His alleged co-conspirators, Long Phi Pham, Mahmud Mollah, Timothy McCormack and Ammar Awawdeh, were charged with conspiracy to commit wire fraud last month.

“I know what I did was wrong and unlawful, and I am deeply sorry for my conduct,” he said at the Wednesday hearing.

Based on federal sentencing guidelines, Porter could face between 41 and 51 months in prison when he’s sentenced Dec. 18, along with hundreds of thousands of dollars in restitution and fines. His lawyer has said in the past he’s cooperating with prosecutors, but it’s unclear how that will factor into his ultimate sentence.

At Awawdeh’s urging, Porter left two games early for medical reasons, one on Jan. 26, the other on March 20, giving the conspiracy members a heads-up so they could make big bets that he’d underperform in those games, the feds allege.

“If I don’t do a special with your terms. Then it’s up. And u hate me and if I don’t get u 8k by Friday you’re coming to Toronto to beat me up,” he wrote to Awawdeh in a Telegram message, according to a criminal complaint against the gamblers.
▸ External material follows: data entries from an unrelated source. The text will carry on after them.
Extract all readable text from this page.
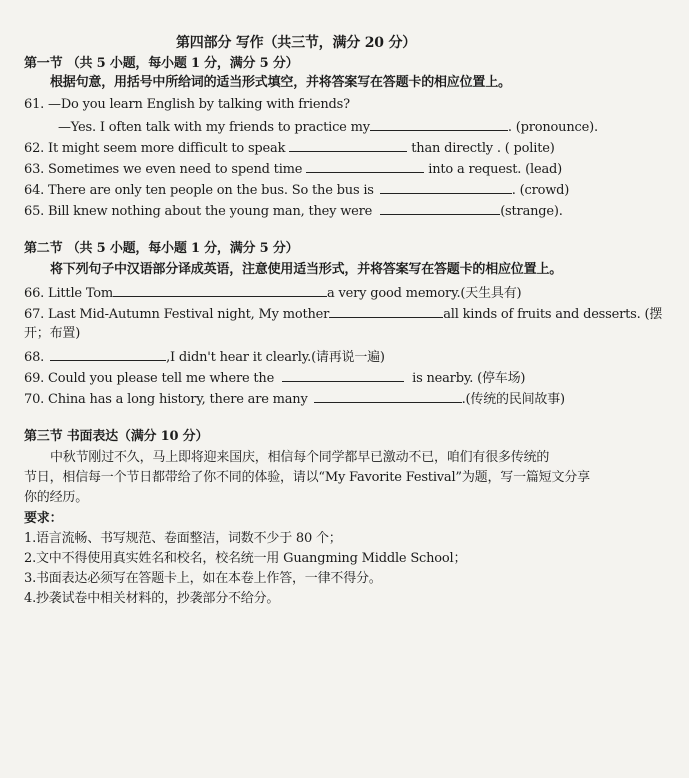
第四部分 写作（共三节，满分 20 分）
第一节 （共 5 小题，每小题 1 分，满分 5 分）
根据句意，用括号中所给词的适当形式填空，并将答案写在答题卡的相应位置上。
61. —Do you learn English by talking with friends?
—Yes. I often talk with my friends to practice my	. (pronounce).
62. It might seem more difficult to speak	than directly . ( polite)
63. Sometimes we even need to spend time	into a request. (lead)
64. There are only ten people on the bus. So the bus is	. (crowd)
65. Bill knew nothing about the young man, they were	(strange).
第二节 （共 5 小题，每小题 1 分，满分 5 分）
将下列句子中汉语部分译成英语，注意使用适当形式，并将答案写在答题卡的相应位置上。
66. Little Tom	a very good memory.(天生具有)
67. Last Mid-Autumn Festival night, My mother	all kinds of fruits and desserts. (摆
开；布置)
68.	,I didn't hear it clearly.(请再说一遍)
69. Could you please tell me where the	is nearby. (停车场)
70. China has a long history, there are many	.(传统的民间故事)
第三节 书面表达（满分 10 分）
中秋节刚过不久，马上即将迎来国庆，相信每个同学都早已激动不已，咱们有很多传统的
节日，相信每一个节日都带给了你不同的体验，请以“My Favorite Festival”为题，写一篇短文分享
你的经历。
要求：
1.语言流畅、书写规范、卷面整洁，词数不少于 80 个；
2.文中不得使用真实姓名和校名，校名统一用 Guangming Middle School；
3.书面表达必须写在答题卡上，如在本卷上作答，一律不得分。
4.抄袭试卷中相关材料的，抄袭部分不给分。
Porter pulled himself from the Raptors’ Jan. 26 game against the L.A. Clippers after playing just four minutes and scoring zero points with three rebounds and an assist, telling team officials he had reaggravated an eye injury from a few days earlier. He also left a March 20 game after just three minutes.

Mollah in particular bet big on the March 20 game, placing more than $100,000 in a series of wagers that would have paid out more than $1.2 million if the online betting company he used hadn’t flagged them as suspicious, the feds allege.

The NBA opened an investigation into Porter after the March 20 game, and on April 4, the player told the suspects in a group message they “might just get hit w a rico,” according to court filings.

On April 17, the NBA announced Porter was banned from the league for life, because he “violated league rules by disclosing confidential information to sports bettors, limiting his own participation in one or more games for betting purposes, and betting on NBA games.”

He’s the second person to be banned since Adam Silver became NBA commissioner in 2014. The first was former Los Angeles Clippers owner Donald Sterling, who was caught on audio making racist comments.